As we have provisioned a Multi-AZ RDS DB instance, it automatically creates a primary DB instance and synchronously replicates the data to a standby instance in a different Availability Zone (AZ). Each AZ runs on its own physically distinct, independent infrastructure, and is engineered to be highly reliable. Several Amazon RDS engines allow us to add read replicas for increased scalability and to maintain database availability in the case of an AZ failure.
We can also set up ‘read replicas.’ By creating ‘read replicas’, we can offload the read queries or traffic of our website to those DB instances from the principal or ‘master’ DB instance.
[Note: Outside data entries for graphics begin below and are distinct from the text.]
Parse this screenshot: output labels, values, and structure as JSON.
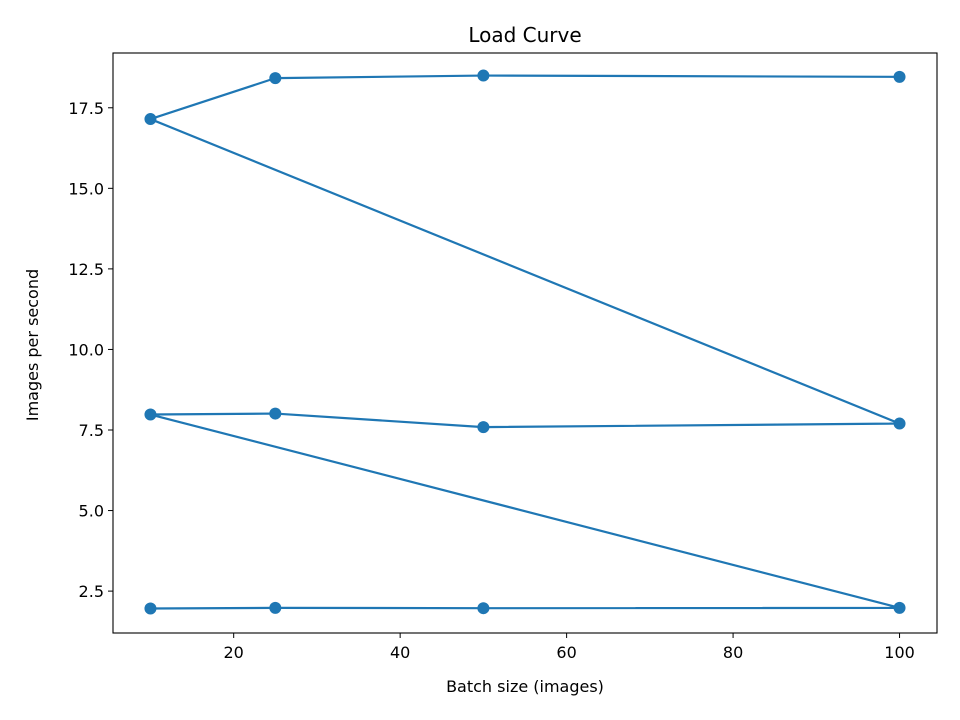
{
  "chart_data": {
    "type": "line",
    "title": "Load Curve",
    "xlabel": "Batch size (images)",
    "ylabel": "Images per second",
    "xlim": [
      5.5,
      104.5
    ],
    "ylim": [
      1.2,
      19.2
    ],
    "xticks": [
      20,
      40,
      60,
      80,
      100
    ],
    "yticks": [
      2.5,
      5.0,
      7.5,
      10.0,
      12.5,
      15.0,
      17.5
    ],
    "ytick_labels": [
      "2.5",
      "5.0",
      "7.5",
      "10.0",
      "12.5",
      "15.0",
      "17.5"
    ],
    "xtick_labels": [
      "20",
      "40",
      "60",
      "80",
      "100"
    ],
    "grid": false,
    "series": [
      {
        "color": "#1f77b4",
        "marker": "circle",
        "x": [
          10,
          25,
          50,
          100,
          10,
          25,
          50,
          100,
          10,
          25,
          50,
          100
        ],
        "y": [
          1.96,
          1.98,
          1.97,
          1.98,
          7.98,
          8.01,
          7.59,
          7.7,
          17.15,
          18.42,
          18.5,
          18.46
        ]
      }
    ]
  }
}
8. Elastic cache– Now, let’s talk about the last component. Why did we choose it? Why can’t we store data inside sessions on a running web application or in a file storage system on the running web application server?
The answer is simple. When we talk about creating scalable applications we should start asking what-if questions. For example, what if the running application instance dies? What if the running application stops responding? In these cases, we cannot recover the stored in-process in-memory data unless we have come up with a backup solution. Therefore, we should strive to store the data outside the running application session so that if one process dies, another application can start serving the request by fetching the data from a central location.
Hence, we chose Elastic Redis Cache. It is an AWS-managed caching service that offers a fully managed platform that makes it easy to deploy, manage, and scale a high-performance distributed in-memory datastore cluster. These capabilities can significantly decrease the operational overhead in maintaining machines, software patching, monitoring, failure recovery, and backups. Moreover, it’s a HIPAA Eligible Service and included in the AWS Business Associate Addendum (BAA) which means we can use it to store, process, and access protected health information (PHI) and power secure healthcare applications.
To summarise, we first need to understand the true need for scalability, where does it apply in our application, how much scalability do we want, and so on. We can use this architecture document as a base and then we can build upon it.